Black Hat 2024: Ransomware Gangs — and Their Profits — Continue to Grow

An unnamed Fortune 50 company recently paid a record-setting ransom to get its data back — $75 million, nearly double the amount of the previous record, says Brett Stone-Gross, senior director, threat intelligence for Zscaler, in this conversation at the Dark Reading News Desk during Black Hat USA. Stone-Gross shares findings from the company's threat research and reveals that while the overall growth rate of ransomware attacks has slowed, Zscaler saw an 18% year-over-year increase in attacks. Ransom amounts paid are also on the upswing.

The ransomware gang behind the Fortune 50 attack, Dark Angels, operates quite differently than most ransomware groups. In most instances, ransom groups use affiliates and outsource the attack itself, then move in after the breach, deploy the ransomware, and share the profits. In this case, this group is doing everything themselves. Dark Angels doesn't outsource attacks; the gang also works hard to avoid a business disruption to the victim's network, Stone-Gross explains. "The reason for that is they want to stay out of the headlines to make as much money as they can and pressure these companies to make the payments," he says. "They've been quite effective performing these attacks and staying under the radar."

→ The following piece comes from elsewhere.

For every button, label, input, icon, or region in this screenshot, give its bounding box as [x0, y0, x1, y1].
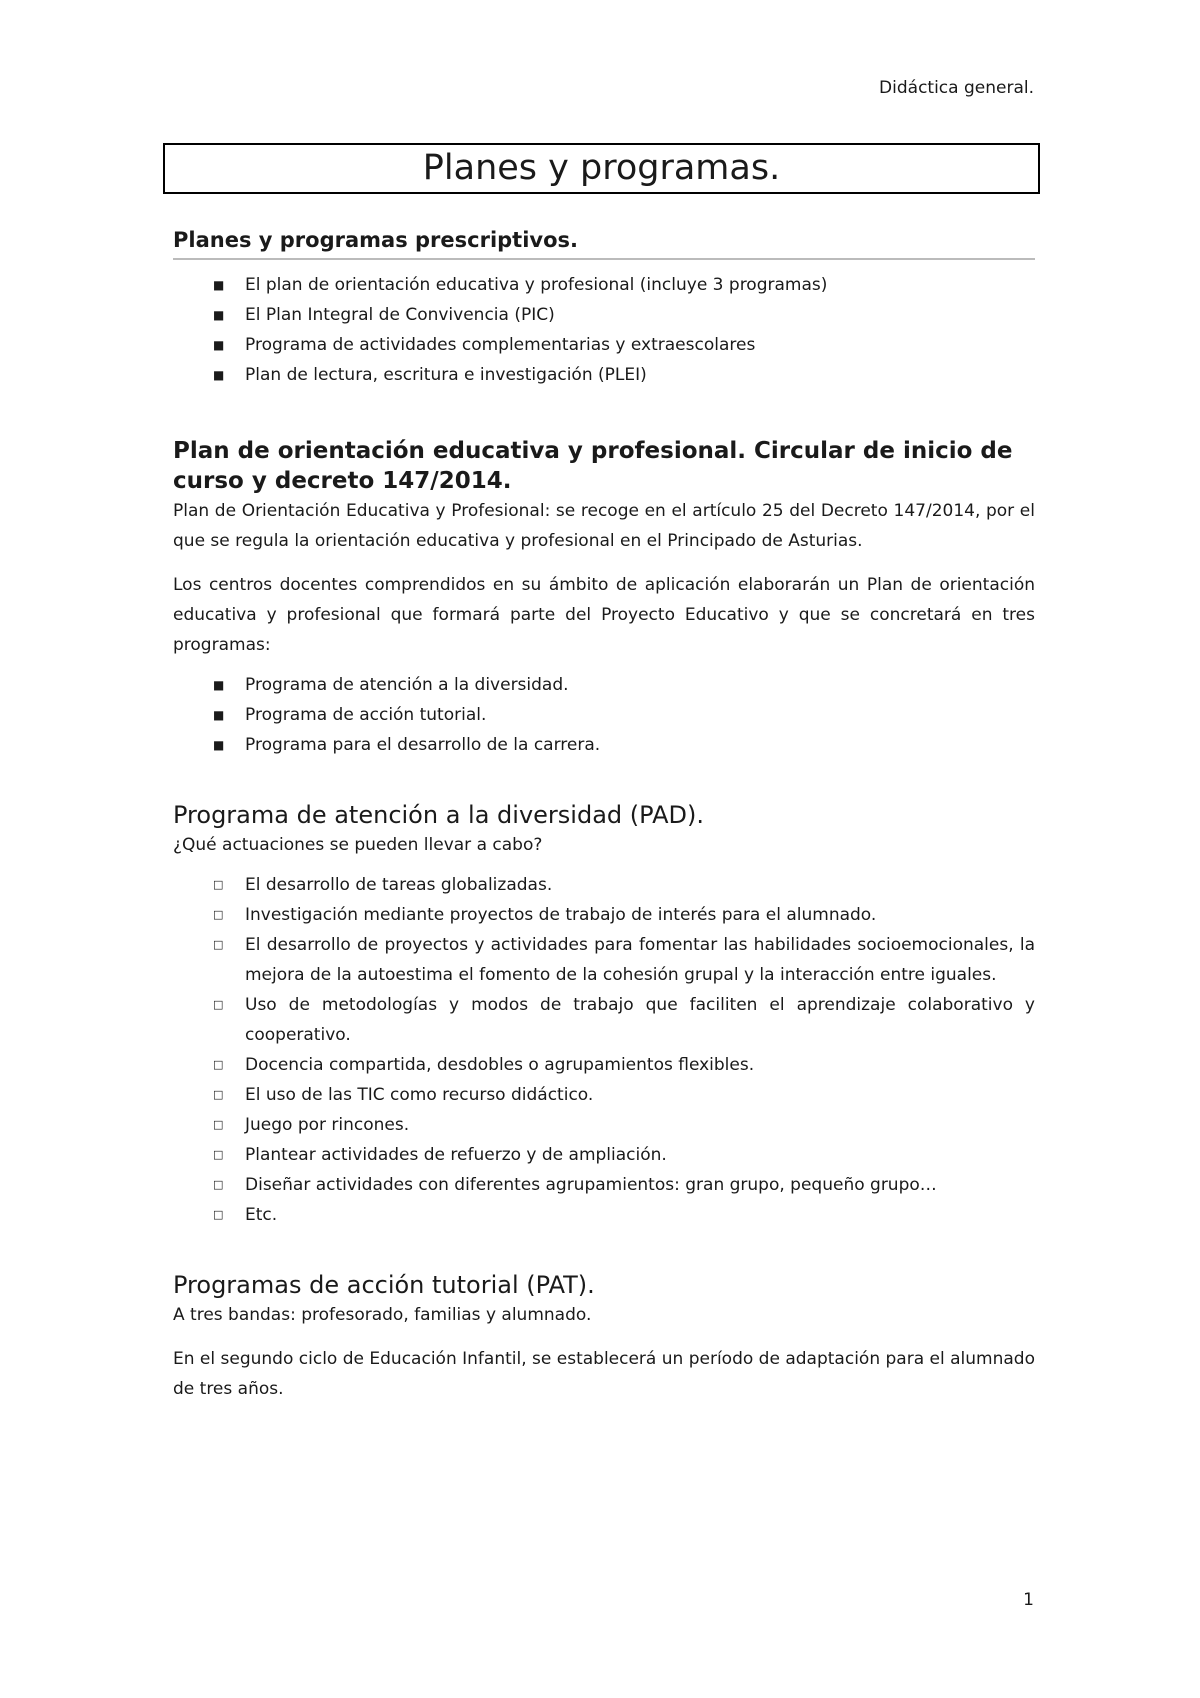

Stone-Gross also points to an increase in voice-based attacks ransomware attacks where gangs social-engineer their way into a network to take data hostage. And AI is poised to make these attacks even more efficient and profitable, he adds. Protective measures like strong passwords, rotating those passwords, multifactor authentication, and network monitoring are extremely important, Stone-Gross says. Deploying zero-trust policies also helps to mitigate the ransomware risk.

Dr. Brett Stone-Gross is the Senior Director of Threat Intelligence at Zscaler. He holds a Ph.D. in computer science from the University of California, Santa Barbara and has over 20 years of experience in malware analysis and reverse engineering. Brett has authored more than a dozen publications and presented his work at top cybersecurity conferences. He specializes in advanced technical research focused on sophisticated cyber threats.